Finals Place Somehow Eluded Serial Medal Winner Andy

It says something about a player if he can win so much and still feel a shade unfulfilled. Such regret is a direct result of the burning ambition that helped produce such a warrior on the pitch in the first place.
Andy Gray collected League Championship, European Cup Winners Cup, FA Cup and League Cup winners’ medals, plus 20 Scottish caps, sundry individual awards and the honour of once being Britain’s most expensive player.
But the last month or so has brought home to him the stand-out omission from his outstanding playing CV.
“I was very disappointed not to go and play in a World Cup,” he told us in an exclusive interview from the Middle East. “I played in many qualifying games and should have gone to a couple of finals.
“I look on that as a frustration in my career. I thought I should really have gone to Argentina in 1978 and Spain four years later.”
In the countdown to the tournament hosted by England’s conquerors in Atlanta last night, Gray scored twice in a victory at home to Finland, one of them a volley that was voted Scotland’s goal of the season. But he was sent off in a qualifier away to Czechoslovakia and handed a three-match ban.
He was still named in Ally McLeod’s initial squad for the finals but, despite a fine performance in front of the manager in Villa’s 3-0 win at Albion in the spring, he missed the decisive cut as Joe Jordan, Kenny Dalglish and Derek Johnstone were selected at his expense.
Rather than spending time in South America, the striker worked on ITV’s World Cup panel that summer alongside Pat Crerand, Kevin Keegan and Elton John.
He didn’t play an international game for two years after his dismissal for retaliation in Prague but returned against Austria in what proved to be McLeod’s final game and was then picked by Jock Stein to face Norway.

After his record-breaking move to Wolves in September, 1979, Gray won another 13 caps and scored in a 4-1 win over Portugal and twice against Canada.
There might have been more appearances but a late-season Wolves-Arsenal game – largely meaningless for those with Molineux interests at heart but distantly relevant in the chase for European places – prevented him from playing in the Scotland v Northern Ireland clash later that weekend.
“If missing out on the 1978 World Cup had been a big blow, 1982 was even worse,” he wrote in his autobiography, Gray Matters. “Although I was at Wolves and we weren’t a great side, I’d played nearly all the qualifying matches and thought I’d done well.”
Gray saw himself as a strong contender alongside Dalglish, Jordan or Steve Archibald and added. “When Jock called me at home and said he was taking Paul Sturrock of Dundee United instead, I was flabbergasted…..
“….Looking back, I’d have to say my domestic form had been patchy.
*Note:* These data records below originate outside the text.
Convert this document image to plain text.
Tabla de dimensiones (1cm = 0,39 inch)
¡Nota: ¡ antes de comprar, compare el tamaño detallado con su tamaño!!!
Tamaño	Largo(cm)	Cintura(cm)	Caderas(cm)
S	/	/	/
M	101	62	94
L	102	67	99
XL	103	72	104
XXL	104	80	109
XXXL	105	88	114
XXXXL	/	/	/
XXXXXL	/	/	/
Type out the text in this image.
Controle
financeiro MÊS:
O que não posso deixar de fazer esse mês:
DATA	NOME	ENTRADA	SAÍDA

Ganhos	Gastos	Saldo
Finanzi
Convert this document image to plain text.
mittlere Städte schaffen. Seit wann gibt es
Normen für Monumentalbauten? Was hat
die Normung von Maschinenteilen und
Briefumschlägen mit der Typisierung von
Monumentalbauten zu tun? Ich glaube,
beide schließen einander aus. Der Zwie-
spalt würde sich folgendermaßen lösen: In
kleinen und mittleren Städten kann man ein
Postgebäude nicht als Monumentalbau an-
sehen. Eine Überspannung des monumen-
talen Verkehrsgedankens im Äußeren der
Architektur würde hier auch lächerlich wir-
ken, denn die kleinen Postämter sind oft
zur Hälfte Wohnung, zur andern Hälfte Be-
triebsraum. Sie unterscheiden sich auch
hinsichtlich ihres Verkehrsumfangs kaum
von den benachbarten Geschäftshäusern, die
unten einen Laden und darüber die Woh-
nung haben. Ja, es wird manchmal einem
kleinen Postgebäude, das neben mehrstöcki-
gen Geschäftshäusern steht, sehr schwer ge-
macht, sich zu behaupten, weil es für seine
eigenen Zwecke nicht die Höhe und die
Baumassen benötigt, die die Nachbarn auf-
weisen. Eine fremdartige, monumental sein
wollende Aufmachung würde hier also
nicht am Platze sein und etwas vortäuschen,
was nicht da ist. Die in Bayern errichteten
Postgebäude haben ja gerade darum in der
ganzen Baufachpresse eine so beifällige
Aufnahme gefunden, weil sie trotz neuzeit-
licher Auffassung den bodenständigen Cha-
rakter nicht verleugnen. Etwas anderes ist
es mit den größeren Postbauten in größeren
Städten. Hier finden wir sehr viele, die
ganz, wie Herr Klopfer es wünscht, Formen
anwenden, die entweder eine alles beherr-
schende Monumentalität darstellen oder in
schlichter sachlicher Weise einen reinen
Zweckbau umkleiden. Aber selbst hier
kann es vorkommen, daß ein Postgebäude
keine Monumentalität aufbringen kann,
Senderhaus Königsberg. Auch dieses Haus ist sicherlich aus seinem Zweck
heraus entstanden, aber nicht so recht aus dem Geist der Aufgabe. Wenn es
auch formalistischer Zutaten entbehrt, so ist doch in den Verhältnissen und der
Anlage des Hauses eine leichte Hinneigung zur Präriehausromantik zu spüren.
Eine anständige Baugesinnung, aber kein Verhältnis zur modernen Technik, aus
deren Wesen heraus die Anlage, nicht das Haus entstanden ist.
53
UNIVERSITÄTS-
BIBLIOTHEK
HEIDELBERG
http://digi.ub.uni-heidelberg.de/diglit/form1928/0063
We were up and down and maintaining consistency was difficult. I was the sort of forward who was completely reliant on service and, in a poor team, that was sometimes in short supply.
“So my international career stalled again and I spent another World Cup in the TV studios, this time at the BBC with Bob Wilson and Emlyn Hughes.”
Although Gray contributed strongly enough to Wolves’ immediate and surprise promotion under Graham Hawkins in 1982-83, his international career was in decline.
He surprisingly won only one cap while becoming a multi champion at Everton – that against Iceland in the mid-1980s – so he was much less hurt when Alex Ferguson rang him with the news that he wouldn’t be taking him to the Mexico World Cup in 1986.
By then, he was in his second spell with Villa, where Graham Turner was manager, and now has to live with the consolation prize of having gone to World Cups in France, Japan and Korea, Portugal and Qatar as a pundit.
Talking of which, in the wake of the June 4 story we wrote about Andy, there is indeed a follow-up to what the future might hold for he and his long-time studio colleague, Richard Keys.

We caught him in reflective mood both about his long stint in Qatar and about his flirtations with past World Cups and he concluded: “I was one of the best players in British football, had just won the PFA Young Player of the Year and PFA Players’ Player of the Year awards in England but Ally McLeod felt I wasn’t good enough to be in Argentina.
“Not going to a finals is one small omission among all the things I achieved as a player but an omission nonetheless.
“As for the TV work in Qatar, it has been wonderful but it’s time to come home; time to see more of the family. Not that I will be sitting on my backside.
“We still have ideas which we’re going to set in motion. The plan is to let the World Cup happen and take the summer off, then be doing something after that.”
*Ex-Wolves midfielder and backroom man Rob Kelly is in Slovakia with Bolton for the week after being appointed as the Championship newcomers’ assistant coach.